Risee Chaderton: “As someone who has worked in the cosmetics industry I can tell you the one thing I could never order enough of was fade creams, the stronger the better and I know of pharmacists who would mix up five per cent hydroquinone solutions for women who walked in off the street. When I pointed out that this was crazy and possibly dangerous all I was told was “They want it so I’ll do it”. While it might be nice to think it doesn’t happen and to wish it wasn’t so, it does and it is and the problem is much deeper than many of us would like to believe. People don’t have to openly say negative things about dark skin for dark skinned people to understand that light skin is the preferred choice, all they have to do is not say anything when presented with dark skin but gush and smile and beam when they see light skin and less nappy/kinky hair. Enough positive reinforcement like that and it is no wonder that even if we don’t vocalise it it many people still understand that lighter skin is preferred”.
Rosanne Brathwaite: “ What is so sad about this whole thing is that women who are light skinned, although they are still Black, tend to discriminate against women of darker skin.

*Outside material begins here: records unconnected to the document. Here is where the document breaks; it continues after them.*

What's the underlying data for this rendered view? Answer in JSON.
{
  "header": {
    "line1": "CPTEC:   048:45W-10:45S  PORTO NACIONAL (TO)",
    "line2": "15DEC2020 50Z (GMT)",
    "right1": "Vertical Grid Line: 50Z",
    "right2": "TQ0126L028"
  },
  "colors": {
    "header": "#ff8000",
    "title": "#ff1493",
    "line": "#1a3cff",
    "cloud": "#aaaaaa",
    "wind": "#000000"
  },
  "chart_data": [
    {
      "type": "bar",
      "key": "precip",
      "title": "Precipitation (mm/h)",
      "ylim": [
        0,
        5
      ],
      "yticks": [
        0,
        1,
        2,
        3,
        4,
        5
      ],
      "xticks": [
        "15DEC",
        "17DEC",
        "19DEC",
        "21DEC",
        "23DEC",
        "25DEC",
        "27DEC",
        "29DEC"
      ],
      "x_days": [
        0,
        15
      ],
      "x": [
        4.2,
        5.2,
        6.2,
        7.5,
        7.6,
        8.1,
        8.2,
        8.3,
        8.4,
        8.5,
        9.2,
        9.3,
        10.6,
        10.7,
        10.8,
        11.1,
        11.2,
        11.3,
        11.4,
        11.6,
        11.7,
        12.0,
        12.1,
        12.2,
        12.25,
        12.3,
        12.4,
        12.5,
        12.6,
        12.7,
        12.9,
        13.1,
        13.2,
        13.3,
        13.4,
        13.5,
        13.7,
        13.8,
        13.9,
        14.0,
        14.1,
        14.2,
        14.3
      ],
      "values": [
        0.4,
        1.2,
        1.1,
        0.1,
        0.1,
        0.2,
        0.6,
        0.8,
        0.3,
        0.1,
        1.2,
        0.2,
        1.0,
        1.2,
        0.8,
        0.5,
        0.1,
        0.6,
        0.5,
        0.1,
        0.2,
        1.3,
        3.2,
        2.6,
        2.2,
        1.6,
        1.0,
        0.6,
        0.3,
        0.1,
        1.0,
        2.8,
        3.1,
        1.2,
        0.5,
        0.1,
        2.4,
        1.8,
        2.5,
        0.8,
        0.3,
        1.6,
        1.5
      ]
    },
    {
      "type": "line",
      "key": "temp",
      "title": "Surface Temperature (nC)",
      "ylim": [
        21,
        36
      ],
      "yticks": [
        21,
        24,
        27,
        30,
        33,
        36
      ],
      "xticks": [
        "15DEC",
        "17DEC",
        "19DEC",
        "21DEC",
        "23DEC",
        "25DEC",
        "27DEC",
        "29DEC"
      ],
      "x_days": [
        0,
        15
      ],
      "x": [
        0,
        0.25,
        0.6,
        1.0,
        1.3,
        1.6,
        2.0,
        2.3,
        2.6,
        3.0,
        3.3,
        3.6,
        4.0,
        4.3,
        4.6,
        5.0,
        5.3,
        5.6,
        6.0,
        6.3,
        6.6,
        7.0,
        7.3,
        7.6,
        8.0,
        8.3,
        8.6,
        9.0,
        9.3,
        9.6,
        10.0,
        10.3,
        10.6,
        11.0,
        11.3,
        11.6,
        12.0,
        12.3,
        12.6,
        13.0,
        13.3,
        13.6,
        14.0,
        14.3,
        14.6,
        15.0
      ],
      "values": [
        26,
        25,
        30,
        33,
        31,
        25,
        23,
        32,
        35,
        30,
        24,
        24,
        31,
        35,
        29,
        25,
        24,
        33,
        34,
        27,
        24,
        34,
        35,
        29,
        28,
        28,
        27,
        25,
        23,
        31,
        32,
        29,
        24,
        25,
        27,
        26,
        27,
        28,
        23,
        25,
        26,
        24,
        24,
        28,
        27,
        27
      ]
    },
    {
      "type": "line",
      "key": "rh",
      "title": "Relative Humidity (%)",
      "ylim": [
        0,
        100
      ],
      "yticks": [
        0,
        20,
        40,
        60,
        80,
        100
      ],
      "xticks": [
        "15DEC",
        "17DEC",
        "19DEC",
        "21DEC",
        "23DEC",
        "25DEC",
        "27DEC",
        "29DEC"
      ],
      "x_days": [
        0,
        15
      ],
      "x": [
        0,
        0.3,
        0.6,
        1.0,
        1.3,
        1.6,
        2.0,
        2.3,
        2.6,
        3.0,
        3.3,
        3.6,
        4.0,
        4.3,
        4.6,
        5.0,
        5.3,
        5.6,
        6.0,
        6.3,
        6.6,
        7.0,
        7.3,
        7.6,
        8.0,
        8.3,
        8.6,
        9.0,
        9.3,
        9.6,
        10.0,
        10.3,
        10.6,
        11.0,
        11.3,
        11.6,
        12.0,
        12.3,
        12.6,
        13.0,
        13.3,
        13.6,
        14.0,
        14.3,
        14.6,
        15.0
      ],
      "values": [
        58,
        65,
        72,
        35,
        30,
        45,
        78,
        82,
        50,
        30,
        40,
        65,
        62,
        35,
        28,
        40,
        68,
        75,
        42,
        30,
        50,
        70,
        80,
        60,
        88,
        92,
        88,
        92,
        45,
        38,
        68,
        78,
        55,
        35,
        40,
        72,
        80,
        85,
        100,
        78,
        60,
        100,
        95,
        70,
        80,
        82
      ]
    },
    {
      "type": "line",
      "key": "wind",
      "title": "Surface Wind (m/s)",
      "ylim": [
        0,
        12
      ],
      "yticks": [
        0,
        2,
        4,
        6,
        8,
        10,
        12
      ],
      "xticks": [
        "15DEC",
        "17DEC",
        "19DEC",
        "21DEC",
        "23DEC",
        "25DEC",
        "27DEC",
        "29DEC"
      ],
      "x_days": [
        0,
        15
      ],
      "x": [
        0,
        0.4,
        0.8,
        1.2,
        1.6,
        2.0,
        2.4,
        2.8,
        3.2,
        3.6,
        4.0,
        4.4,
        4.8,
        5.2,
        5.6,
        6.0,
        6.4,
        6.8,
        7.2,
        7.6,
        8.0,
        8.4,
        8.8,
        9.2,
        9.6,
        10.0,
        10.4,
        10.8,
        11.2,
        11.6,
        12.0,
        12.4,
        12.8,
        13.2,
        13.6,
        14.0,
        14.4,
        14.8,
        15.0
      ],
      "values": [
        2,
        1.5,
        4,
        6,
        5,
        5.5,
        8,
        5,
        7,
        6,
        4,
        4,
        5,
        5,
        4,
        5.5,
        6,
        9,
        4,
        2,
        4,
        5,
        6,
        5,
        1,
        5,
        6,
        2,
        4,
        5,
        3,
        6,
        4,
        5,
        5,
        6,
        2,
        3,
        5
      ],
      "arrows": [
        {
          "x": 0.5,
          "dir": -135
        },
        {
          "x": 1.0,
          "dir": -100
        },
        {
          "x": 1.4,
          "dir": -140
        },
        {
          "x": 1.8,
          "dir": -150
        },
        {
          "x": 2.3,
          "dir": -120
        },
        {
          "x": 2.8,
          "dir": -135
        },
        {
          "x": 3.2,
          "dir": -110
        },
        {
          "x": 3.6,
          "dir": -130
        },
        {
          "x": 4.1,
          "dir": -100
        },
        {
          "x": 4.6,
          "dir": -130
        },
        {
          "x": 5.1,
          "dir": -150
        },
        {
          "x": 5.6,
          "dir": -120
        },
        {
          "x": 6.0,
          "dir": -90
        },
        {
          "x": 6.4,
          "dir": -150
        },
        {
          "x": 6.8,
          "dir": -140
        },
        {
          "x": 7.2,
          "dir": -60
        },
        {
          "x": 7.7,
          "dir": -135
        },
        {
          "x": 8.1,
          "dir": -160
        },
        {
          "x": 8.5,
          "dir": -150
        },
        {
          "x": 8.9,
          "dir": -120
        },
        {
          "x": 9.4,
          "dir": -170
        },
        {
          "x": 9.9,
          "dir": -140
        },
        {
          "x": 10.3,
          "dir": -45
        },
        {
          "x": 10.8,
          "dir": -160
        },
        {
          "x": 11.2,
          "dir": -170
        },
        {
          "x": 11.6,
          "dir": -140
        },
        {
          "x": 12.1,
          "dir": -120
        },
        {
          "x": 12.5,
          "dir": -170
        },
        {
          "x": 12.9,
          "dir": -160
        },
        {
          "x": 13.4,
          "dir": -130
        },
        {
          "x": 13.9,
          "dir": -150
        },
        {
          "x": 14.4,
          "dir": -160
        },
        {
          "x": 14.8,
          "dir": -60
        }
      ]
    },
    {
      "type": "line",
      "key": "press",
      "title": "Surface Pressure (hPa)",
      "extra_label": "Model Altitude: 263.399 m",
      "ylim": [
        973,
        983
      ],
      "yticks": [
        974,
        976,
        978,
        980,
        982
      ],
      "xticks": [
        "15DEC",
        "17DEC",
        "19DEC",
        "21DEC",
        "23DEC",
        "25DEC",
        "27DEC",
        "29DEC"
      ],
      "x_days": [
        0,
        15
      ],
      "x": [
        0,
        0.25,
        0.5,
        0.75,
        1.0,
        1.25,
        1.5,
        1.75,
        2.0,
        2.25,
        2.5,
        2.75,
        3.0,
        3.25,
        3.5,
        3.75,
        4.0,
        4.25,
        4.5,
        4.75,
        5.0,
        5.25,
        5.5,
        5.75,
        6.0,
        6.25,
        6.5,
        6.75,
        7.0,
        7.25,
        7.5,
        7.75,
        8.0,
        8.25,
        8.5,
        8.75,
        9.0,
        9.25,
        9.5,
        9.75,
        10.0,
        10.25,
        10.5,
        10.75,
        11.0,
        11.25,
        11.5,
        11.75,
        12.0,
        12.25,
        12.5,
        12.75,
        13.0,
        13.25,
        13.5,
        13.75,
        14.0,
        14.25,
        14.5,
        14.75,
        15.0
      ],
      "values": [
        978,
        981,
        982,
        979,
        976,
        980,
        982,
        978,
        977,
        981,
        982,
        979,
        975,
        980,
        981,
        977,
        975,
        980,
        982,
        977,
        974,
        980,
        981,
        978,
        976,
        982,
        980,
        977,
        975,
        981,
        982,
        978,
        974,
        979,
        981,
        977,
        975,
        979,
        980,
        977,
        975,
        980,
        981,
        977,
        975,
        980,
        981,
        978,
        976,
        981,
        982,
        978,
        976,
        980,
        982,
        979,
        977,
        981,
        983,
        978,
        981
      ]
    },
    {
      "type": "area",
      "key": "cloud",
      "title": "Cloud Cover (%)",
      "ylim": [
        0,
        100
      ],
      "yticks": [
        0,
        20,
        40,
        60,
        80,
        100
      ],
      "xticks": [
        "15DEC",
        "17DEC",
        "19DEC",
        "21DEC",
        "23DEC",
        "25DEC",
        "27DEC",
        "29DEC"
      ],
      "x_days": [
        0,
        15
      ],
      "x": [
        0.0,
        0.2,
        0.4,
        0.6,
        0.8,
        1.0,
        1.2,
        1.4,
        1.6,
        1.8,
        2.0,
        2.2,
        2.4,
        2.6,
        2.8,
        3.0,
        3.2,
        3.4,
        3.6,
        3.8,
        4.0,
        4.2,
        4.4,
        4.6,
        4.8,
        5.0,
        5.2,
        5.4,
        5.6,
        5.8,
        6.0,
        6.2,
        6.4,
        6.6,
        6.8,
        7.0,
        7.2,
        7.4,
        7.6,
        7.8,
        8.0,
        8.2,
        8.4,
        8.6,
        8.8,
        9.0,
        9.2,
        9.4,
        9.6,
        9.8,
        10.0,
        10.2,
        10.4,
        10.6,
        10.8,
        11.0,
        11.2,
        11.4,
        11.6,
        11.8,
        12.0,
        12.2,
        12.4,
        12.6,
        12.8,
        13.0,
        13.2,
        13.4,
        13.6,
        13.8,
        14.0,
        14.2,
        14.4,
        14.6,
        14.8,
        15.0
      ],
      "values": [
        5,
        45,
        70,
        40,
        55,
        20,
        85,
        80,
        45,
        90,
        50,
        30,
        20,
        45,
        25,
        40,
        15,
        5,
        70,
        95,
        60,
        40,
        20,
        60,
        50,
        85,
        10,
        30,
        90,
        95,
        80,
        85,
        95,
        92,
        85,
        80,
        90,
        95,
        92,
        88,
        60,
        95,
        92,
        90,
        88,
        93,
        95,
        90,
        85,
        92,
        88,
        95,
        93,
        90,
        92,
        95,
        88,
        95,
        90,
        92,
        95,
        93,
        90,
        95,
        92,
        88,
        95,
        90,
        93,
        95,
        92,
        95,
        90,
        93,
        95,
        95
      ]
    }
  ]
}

As a woman of a dark complexion I grew up hearing that I should bleach my skin but thank God I never did and never will because My Black is Beautiful!”
Deon Mayers: “I’ve found in the last few years that a number of women (young and old) have been bleaching their skin but I fear that many of them don’t have a clue why and are just following a trend. It seemed the bleached skin went along with the trend to put black dye at front of the hair line. Any bet now with the bleached skin of Vbyz Kartel our boys will start bleaching too. So while some may have that lighter skin thought pattern I think most are just getting on the band wagon”
I-Lissa Grant: “I’ve found that within the Barbadian society despite the many developmental processes the mind-set of the people are like back in the days of slavery. The Black man has been brainwashed to think that everything white is right. People would bleach their skin for many reasons like some mentioned above, but one must also realise that it is true the Barbadian society is still pretty much racist and there is a saying “If you are white you are alright, If you are brown stick around but if you are Black stay back” and many people within society today are not proud of their dark complexion. Hence many of these people bleach, hoping that they would get a better living for themselves and children”.
Adrian Lorde: “I was not aware of that Barbadian women were actually bleaching their skins. I have not had this request made professionally, nor have I seen women suffer any complications and sought medical advice or treatment. That does not mean it is not happening here as I know it has been practiced in Jamaica for many years now with some suffering as a result. From a medical viewpoint, it is dangerous, not recommended but I do not see why when Black is beautiful should one want to become lighter”.
Janice McFadden: “ This should not be done in this day and age. We white people go out of our way to get a colour and pay the price, so you Black people out there stop beaching – you have beauiful skin”.
Patrick Porter: “I am White and I think that you should be who you are and not someone or something other than you. Be proud of yourself. Outside is only skin deep, it is what that is inside that matters.”